Nine in the second place means: Not going out of the gate and the courtyard Brings misfortune.
Line 4
六四 安節亨。
Six in the fourth place means: Contented limitation. Success.
Line 5
九五 甘節吉。往有尚。
Nine in the fifth place means: Sweet limitation brings good fortune. Going brings esteem.
Line 6
上六 苦節貞凶。悔亡。
Six at the top means: Galling limitation. Perseverance brings misfortune. Remorse disappears.
Trigram Changes
Yilin Verse
東行西步,失次後舍。與彼作期,不覺至夜。乾侯野井,昭君失居。
Walking east then west, losing sequence and lodging. Making an appointment with another, not realizing night has fallen. The lord at Qianhou's wild well; Zhao's ruler has lost his home.

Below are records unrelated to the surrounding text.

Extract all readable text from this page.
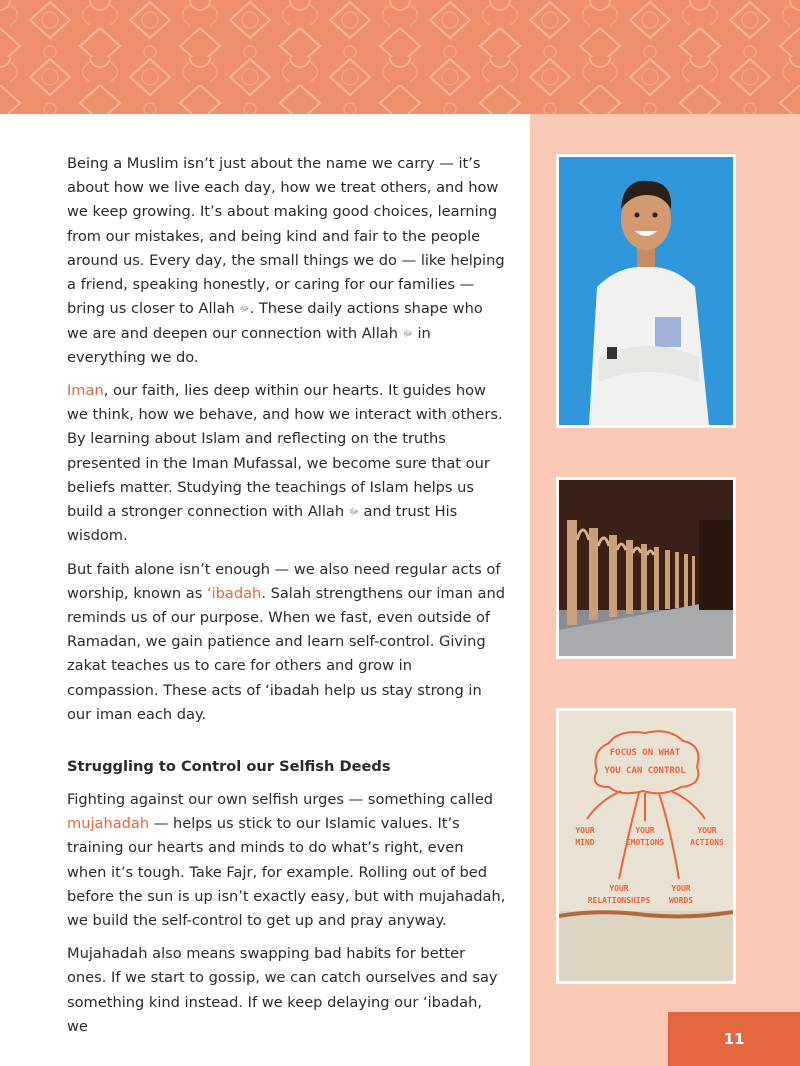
Being a Muslim isn’t just about the name we carry — it’s about how we live each day, how we treat others, and how we keep growing. It’s about making good choices, learning from our mistakes, and being kind and fair to the people around us. Every day, the small things we do — like helping a friend, speaking honestly, or caring for our families — bring us closer to Allah ﷻ. These daily actions shape who we are and deepen our connection with Allah ﷻ in everything we do.

Iman, our faith, lies deep within our hearts. It guides how we think, how we behave, and how we interact with others. By learning about Islam and reflecting on the truths presented in the Iman Mufassal, we become sure that our beliefs matter. Studying the teachings of Islam helps us build a stronger connection with Allah ﷻ and trust His wisdom.

But faith alone isn’t enough — we also need regular acts of worship, known as ‘ibadah. Salah strengthens our iman and reminds us of our purpose. When we fast, even outside of Ramadan, we gain patience and learn self-control. Giving zakat teaches us to care for others and grow in compassion. These acts of ‘ibadah help us stay strong in our iman each day.

Struggling to Control our Selfish Deeds

Fighting against our own selfish urges — something called mujahadah — helps us stick to our Islamic values. It’s training our hearts and minds to do what’s right, even when it’s tough. Take Fajr, for example. Rolling out of bed before the sun is up isn’t exactly easy, but with mujahadah, we build the self-control to get up and pray anyway.

Mujahadah also means swapping bad habits for better ones. If we start to gossip, we can catch ourselves and say something kind instead. If we keep delaying our ‘ibadah, we

FOCUS ON WHAT
YOU CAN CONTROL
YOUR
MIND
YOUR
EMOTIONS
YOUR
ACTIONS
YOUR
RELATIONSHIPS
YOUR
WORDS
11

— Jiao Yanshou, Yilin (Forest of Changes), 1st century BCE
Commentary
Water over lake should impose order, but here everything has lost its sequence. Walking east then stepping west, missing lodgings, breaking appointments — time slips away unnoticed into nightfall. The verse then invokes a specific historical resonance: Duke Zhao of Lu, exiled at Qianhou, drinking from wild wells, a legitimate ruler who lost his seat. In 517 BC, Duke Zhao fled Lu after a failed attempt to curb the Three Huan families, and spent his remaining years wandering between Jin and the small town of Qianhou, where he died in exile. From Limitation to Biting Through, the transformation suggests that only decisive justice — lightning and thunder clamping down — can restore what aimless wandering cannot. The displaced ruler needed not more wandering but a sharp, corrective bite through the obstruction.